The second witness to give evidence on Wednesday, who was referred to as AE, is undertaking a PhD on the impacts of closed adoptions on children and their whakapapa.
AE’s own children pepeha fluently about their father’s family, down to the Niuean villages he is from. For their mother, “it’s complicated”, she said.
“I can’t give my tamariki a firm grounding in terms of their whakapapa … and that doesn’t feel fair. How can you be Māori if you don’t know where you’re from?”
AE was adopted at birth in 1961 to a Pākehā couple, who lived on a lifestyle block in Waitākere, Auckland. It felt like she and two other Māori children were adopted into their home just to work on their farm, she said.
“We were treated differently to their children … I don’t ever remember feeling loved or cared for,” she said.
Her adoptive father sexually abused her in the room she shared with her two adoptive sisters. When she was 13 and cycling home from school, she was abducted, raped, and beaten so horrifically her jaw had to be wired shut at the hospital to heal.
At a court hearing soon after the attack, she watched, unable to speak, as her adoptive father gave her up to the state, and blamed her for her own attack.
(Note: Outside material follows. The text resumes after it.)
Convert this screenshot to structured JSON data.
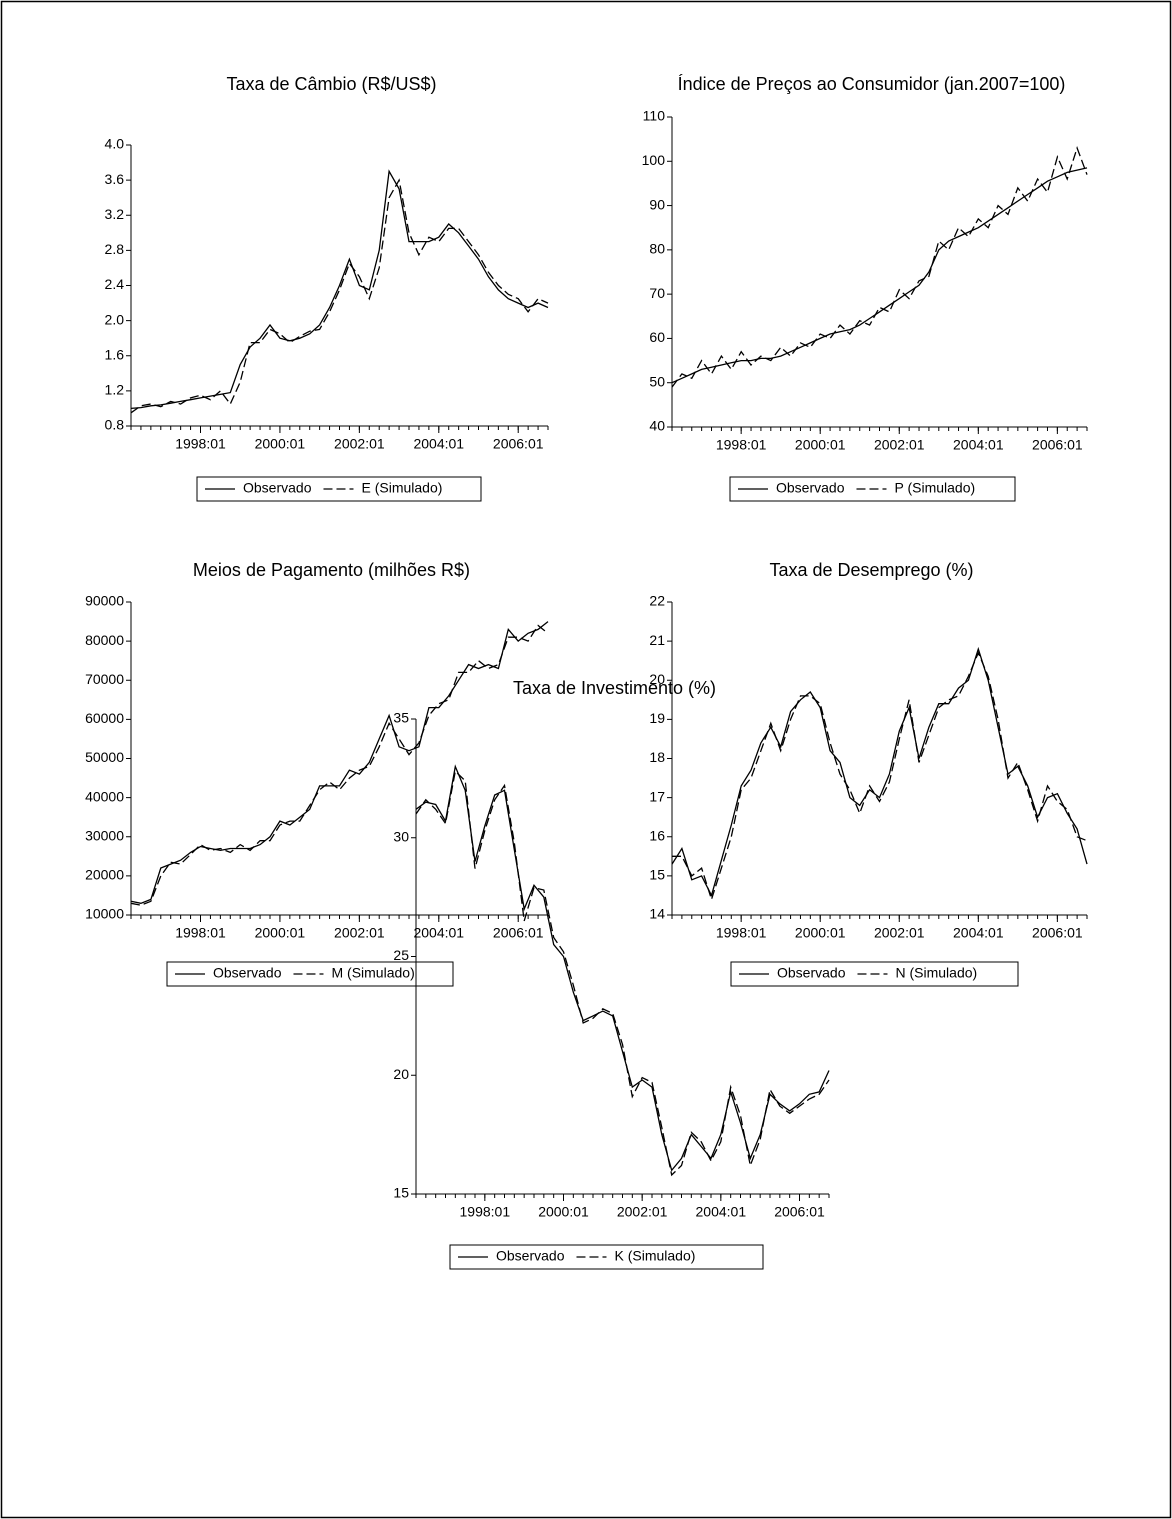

From the courthouse she was driven to Allendale Girls’ Home in Auckland, where she stayed on and off for two years, occasionally staying at Bollard Girls’ Home, also in Auckland, after which she was placed with a Māori foster family.
“They didn’t just love me, they taught me how to be loved … I didn’t know what a real family was like, and they loved me, and that was a new experience.”
AE found her birth family after her first daughter was born in 1984.
AE said she wished a family member might have been found to raise her instead.
AE said Māori whanau, often poor or with elderly grandparents, or living rurally, were overlooked for adoption, “yet you can give children to monsters”, she said.
“The pain and suffering caused by the removal of us from our cultural heritage is immeasurable and quite unfixable, where these connections have been erased.”
The hearings continue until March 18.